Expansion to the Neonatal Setting:
A further initiative was undertaken by OLCHC to extend this project to the broader neonatal population. In 2014, a subsidiary neonatal-specific smart-pump drug library was also developed. This initiative was endorsed by the Neonatal Advisory Group of the National Clinical Programme for Paediatrics and Neonatology, including the National Neonatal Transport Programme, and the National Maternity and Neonatal Clinical Management System project team. The neonatal intensive care unit in the Coombe Women & Infants University Hospital was the pilot site and implementation occurred there in July 2016. Implementation in Cork University Maternity Hospital occurred in early November, with a phased roll out to the other 17 neonatal units planned.
- The risk posed to critically ill children from potential adverse outcomes due to medication error has been significantly reduced.
- All tertiary paediatric sites in Ireland are aligned with best practice recommendations for the delivery of infusions of high-risk medications.
- Safety of patients during the high-risk process of transport and retrieval from regional hospitals to PICU, and between PICUs has been improved.
- Expansion of this system to the neonatal setting has commenced and is progressing well.
- Significant progress has been reached in advancing standardised care for critically ill children and infants in Ireland.
- Standardising practices across sites is laying important preparatory work prior to the opening of the New Children’s Hospital.
- Effective use of existing resources have been maximised by the sharing of expertise and experience, and successful collaboration.
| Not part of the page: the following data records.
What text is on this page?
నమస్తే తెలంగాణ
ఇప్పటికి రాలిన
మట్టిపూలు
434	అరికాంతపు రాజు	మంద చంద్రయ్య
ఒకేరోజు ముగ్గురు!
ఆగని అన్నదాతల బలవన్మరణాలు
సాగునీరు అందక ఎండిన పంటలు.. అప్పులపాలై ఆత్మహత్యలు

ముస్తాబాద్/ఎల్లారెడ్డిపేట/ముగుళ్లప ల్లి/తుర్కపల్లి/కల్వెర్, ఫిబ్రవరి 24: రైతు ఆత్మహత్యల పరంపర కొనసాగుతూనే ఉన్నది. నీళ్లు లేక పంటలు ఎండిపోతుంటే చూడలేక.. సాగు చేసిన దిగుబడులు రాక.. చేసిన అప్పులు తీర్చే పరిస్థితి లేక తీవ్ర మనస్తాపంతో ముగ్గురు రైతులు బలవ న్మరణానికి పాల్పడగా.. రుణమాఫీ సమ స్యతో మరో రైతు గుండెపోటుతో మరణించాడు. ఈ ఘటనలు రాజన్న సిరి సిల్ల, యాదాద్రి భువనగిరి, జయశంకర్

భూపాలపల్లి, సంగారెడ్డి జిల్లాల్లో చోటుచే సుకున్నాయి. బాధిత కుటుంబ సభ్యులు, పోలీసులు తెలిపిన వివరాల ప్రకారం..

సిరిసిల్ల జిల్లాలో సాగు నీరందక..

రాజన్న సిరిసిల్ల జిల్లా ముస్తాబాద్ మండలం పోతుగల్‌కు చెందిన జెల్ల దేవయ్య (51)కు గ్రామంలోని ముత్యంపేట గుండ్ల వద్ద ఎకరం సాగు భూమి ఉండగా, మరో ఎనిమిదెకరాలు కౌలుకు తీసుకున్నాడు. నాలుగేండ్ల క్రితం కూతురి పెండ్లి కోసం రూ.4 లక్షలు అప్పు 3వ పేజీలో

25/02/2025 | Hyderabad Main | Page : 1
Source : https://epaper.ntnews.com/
- The content management system for further development of the drug libraries isnow in use in OLCHC. Work is on-going to develop future drug libraries for use in specific care settings and to expand the use of smart-pump technology outside of the critical care setting
Preliminary plans are underway to extend this system to paediatric patients cared for in adult ICUs, regional hospitals or during stabilisation prior to transport to a paediatric tertiary hospital.
Negotiations are underway with the HSE to develop a national managed service, support and governance for this project.
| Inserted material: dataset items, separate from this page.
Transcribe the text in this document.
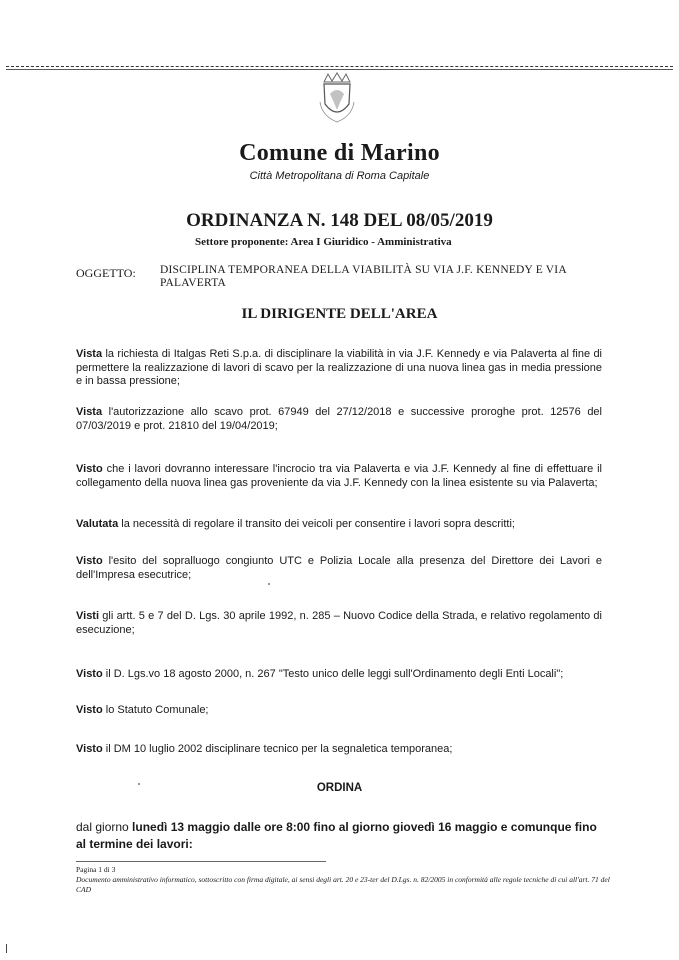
Comune di Marino
Città Metropolitana di Roma Capitale
ORDINANZA N. 148 DEL 08/05/2019
Settore proponente: Area I Giuridico - Amministrativa
OGGETTO: DISCIPLINA TEMPORANEA DELLA VIABILITÀ SU VIA J.F. KENNEDY E VIA PALAVERTA
IL DIRIGENTE DELL'AREA

Vista la richiesta di Italgas Reti S.p.a. di disciplinare la viabilità in via J.F. Kennedy e via Palaverta al fine di permettere la realizzazione di lavori di scavo per la realizzazione di una nuova linea gas in media pressione e in bassa pressione;

Vista l'autorizzazione allo scavo prot. 67949 del 27/12/2018 e successive proroghe prot. 12576 del 07/03/2019 e prot. 21810 del 19/04/2019;

Visto che i lavori dovranno interessare l'incrocio tra via Palaverta e via J.F. Kennedy al fine di effettuare il collegamento della nuova linea gas proveniente da via J.F. Kennedy con la linea esistente su via Palaverta;

Valutata la necessità di regolare il transito dei veicoli per consentire i lavori sopra descritti;

Visto l'esito del sopralluogo congiunto UTC e Polizia Locale alla presenza del Direttore dei Lavori e dell'Impresa esecutrice;

Visti gli artt. 5 e 7 del D. Lgs. 30 aprile 1992, n. 285 – Nuovo Codice della Strada, e relativo regolamento di esecuzione;

Visto il D. Lgs.vo 18 agosto 2000, n. 267 "Testo unico delle leggi sull'Ordinamento degli Enti Locali";

Visto lo Statuto Comunale;

Visto il DM 10 luglio 2002 disciplinare tecnico per la segnaletica temporanea;

ORDINA

dal giorno lunedì 13 maggio dalle ore 8:00 fino al giorno giovedì 16 maggio e comunque fino al termine dei lavori:

Pagina 1 di 3

Documento amministrativo informatico, sottoscritto con firma digitale, ai sensi degli art. 20 e 23-ter del D.Lgs. n. 82/2005 in conformità alle regole tecniche di cui all'art. 71 del CAD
Options to replace the current process of uploading infusion pumps with the drug libraries to a central, automated upload process are being explored.
A long-term objective is that current practices in Ireland for preparing high-risk infusions, overwhelmingly performed by nurses at the bedside, will be replaced by the use of pre-prepared infusions. This would have substantial economic and safety benefits, while also accommodating routine use of barcoded medication administration. Extensive standardisation across different healthcare settings will be a primary driver for these further advancements.
The effective use of smart-pump technology can be applied in the neonatal and paediatric setting to improve the safe delivery of high-risk medications. Effective collaboration can enable wide-scale standardisation of practices and efficient use of resources. The standardisation achieved by this project has made significant progress towards achieving long term goals of centralised processes for drug-library development, dissemination and preparation of infusion solutions.
This project was only possible due to the commitment and expertise of a huge number of individuals across both the paediatric and neonatal setting. I would also like to acknowledge the considerable support and assistance provided by B.Braun Medical Ltd.